Nanand s’éveillait plus lentement à la compréhension des choses. Il était habitué à ce que sa petite amie réfléchît et décidât pour lui. À présent qu’elle avait cru devoir corriger une première impression, il n’était plus aussi certain de son plaisir. Il l’approfondissait. Il admirait la présence d’esprit de Nanette qui, à la question de Chévremont : « Tu es contente de nous quitter ? » avait répondu à côté. Elle n’attachait pas plus d’importance que lui à la cessation des hostilités… ; elle s’était donné le temps de se faire une opinion sur le point capital : laquelle valait le mieux pour eux, de l’ancienne vie de famille troublée par la guerre, ou de la vie nouvelle troublée par la paix.

Il y avait là sujet de se consulter… Bientôt, sans doute, Mme Boussuge l’interrogerait… Nanand envisageait tout à coup, dans une lueur d’intelligence, le passé et l’avenir par rapport l’un à l’autre. Sa mémoire paresseuse se mettait en mouvement pour lui procurer des souvenirs et lui suggérer des termes de comparaison. Des regrets…, non. L’enfant n’a pas de regrets.
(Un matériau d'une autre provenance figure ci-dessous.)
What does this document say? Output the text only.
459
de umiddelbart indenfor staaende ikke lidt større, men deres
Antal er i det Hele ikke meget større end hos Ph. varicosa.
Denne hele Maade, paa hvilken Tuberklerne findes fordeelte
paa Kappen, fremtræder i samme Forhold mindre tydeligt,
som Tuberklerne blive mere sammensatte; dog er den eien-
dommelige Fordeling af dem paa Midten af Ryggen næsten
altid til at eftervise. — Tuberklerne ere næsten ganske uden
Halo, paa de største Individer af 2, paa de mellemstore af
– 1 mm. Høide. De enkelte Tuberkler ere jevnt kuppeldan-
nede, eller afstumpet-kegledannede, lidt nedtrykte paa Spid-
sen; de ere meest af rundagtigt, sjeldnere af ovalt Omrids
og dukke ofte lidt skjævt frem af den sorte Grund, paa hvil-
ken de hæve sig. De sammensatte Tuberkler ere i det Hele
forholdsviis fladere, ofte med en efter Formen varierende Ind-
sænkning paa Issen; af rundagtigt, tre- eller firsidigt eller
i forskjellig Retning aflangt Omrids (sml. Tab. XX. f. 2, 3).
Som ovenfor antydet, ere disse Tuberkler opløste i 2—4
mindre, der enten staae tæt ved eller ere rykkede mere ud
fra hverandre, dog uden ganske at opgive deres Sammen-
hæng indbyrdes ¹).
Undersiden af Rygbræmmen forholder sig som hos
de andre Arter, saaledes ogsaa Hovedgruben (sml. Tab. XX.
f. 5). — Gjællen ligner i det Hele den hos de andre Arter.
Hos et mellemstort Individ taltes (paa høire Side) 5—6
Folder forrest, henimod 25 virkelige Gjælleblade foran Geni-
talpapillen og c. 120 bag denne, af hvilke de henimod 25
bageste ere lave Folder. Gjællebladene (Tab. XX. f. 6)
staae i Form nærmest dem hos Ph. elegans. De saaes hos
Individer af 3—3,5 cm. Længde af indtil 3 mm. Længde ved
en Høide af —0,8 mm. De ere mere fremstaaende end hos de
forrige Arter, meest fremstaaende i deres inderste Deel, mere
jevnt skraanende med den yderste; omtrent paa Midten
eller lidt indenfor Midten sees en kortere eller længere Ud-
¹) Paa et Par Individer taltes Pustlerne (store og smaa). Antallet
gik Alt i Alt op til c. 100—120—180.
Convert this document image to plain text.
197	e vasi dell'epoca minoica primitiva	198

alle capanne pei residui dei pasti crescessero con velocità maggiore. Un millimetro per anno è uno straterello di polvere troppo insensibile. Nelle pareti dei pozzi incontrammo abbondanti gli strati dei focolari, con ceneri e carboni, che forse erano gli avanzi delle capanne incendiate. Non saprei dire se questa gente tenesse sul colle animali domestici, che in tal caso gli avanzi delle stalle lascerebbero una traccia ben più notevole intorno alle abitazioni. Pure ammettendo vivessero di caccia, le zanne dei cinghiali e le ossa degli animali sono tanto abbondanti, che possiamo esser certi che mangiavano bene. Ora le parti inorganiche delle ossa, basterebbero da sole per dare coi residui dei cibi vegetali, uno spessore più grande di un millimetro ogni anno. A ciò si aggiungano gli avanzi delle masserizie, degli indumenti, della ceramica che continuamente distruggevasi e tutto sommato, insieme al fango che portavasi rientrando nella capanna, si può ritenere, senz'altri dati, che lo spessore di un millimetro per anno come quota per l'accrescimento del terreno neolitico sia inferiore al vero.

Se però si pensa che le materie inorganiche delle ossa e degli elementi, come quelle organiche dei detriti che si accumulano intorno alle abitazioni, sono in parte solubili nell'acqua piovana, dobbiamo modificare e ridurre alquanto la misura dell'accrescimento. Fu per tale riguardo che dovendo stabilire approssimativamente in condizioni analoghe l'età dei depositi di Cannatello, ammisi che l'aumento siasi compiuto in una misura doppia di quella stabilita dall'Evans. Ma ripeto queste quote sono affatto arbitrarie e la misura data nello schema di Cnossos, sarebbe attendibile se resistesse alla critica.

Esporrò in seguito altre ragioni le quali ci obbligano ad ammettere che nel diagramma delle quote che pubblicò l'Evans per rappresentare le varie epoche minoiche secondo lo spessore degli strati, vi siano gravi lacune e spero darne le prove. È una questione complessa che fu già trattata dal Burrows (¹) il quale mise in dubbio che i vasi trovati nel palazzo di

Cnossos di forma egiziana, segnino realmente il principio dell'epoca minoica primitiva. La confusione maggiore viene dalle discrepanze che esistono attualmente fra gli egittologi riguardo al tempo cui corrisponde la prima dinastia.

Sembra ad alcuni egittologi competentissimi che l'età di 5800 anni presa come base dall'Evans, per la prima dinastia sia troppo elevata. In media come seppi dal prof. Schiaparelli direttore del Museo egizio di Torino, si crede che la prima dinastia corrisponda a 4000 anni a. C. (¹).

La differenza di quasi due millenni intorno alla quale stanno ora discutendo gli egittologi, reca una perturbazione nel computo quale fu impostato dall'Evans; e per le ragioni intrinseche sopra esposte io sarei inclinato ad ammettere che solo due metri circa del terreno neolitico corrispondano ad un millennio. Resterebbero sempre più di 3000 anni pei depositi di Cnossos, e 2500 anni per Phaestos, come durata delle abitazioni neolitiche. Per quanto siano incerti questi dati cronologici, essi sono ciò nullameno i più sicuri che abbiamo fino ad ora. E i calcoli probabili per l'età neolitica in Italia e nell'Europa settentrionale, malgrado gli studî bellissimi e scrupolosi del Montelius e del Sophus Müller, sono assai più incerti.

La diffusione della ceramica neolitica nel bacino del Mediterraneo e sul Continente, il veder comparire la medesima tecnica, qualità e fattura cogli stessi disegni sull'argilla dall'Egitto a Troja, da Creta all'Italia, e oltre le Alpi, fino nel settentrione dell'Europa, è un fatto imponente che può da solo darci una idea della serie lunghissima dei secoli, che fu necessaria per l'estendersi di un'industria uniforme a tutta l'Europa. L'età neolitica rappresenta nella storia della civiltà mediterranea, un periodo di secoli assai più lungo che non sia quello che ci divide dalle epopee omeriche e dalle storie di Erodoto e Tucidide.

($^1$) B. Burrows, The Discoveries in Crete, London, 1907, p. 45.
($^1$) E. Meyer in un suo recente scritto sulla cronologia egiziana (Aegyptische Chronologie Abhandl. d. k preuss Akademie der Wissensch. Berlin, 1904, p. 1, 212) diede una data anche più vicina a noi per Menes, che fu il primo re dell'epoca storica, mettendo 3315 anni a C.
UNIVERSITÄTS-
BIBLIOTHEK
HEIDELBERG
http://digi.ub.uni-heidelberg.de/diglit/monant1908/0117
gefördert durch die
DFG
Lui qui se retourne si souvent, quand on le tient par la main, ne regarde pas, au figuré, en arrière. Il est immobile dans ses turbulences. Il pleure ni plus ni moins la perte d’un jouet et la perte d’une mère. Il a des révélations successives ; la reconnaissance est la dernière. Nanand songeait à ce que lui demanderait Mme Boussuge et ne songeait pas à sa mère, qui allait lui être rendue, ni même à Zénaïde qui l’avait remplacée. L’ingratitude fait de l’enfant une bête à bon Dieu cruelle.

Ce fut pourtant la vieille servante qui posa à Nanand, dès son retour, la question embarrassante :

– Eh bien ! mon petit homme, il va donc falloir nous quitter ?

Il allait dire gentiment : « Pas encore », afin de ne pas faire de peine à la femme qui avait le plus adouci son quasi-orphelinage ; mais la bête à bon Dieu féroce que l’homme n’apprivoise jamais d’une façon complète, lui fit répondre inconsidérément :

– Qu’est-ce que tu veux, Nède, tu n’es pas ma mère.

La servante l’avait pris sur ses genoux et de ses lèvres serrées lui lissait les cheveux.

– C’est vrai que je ne suis pas ta mère, dit-elle tout bas ; mais je t’ai bien aimé, va, comme si je l’étais…

La tête appuyée contre la poitrine de Zénaïde, Nanand se laissait dorloter. Il murmura sans savoir davantage le mal qu’il faisait :

– C’est pas la même chose.

Il ne voyait point, au-dessus de lui, grimacer affreusement la pauvre Zénaïde, peut-être parce que, ce jour-là, elle commençait une fluxion…, peut-être aussi tout simplement parce qu’elle avait le cœur gros.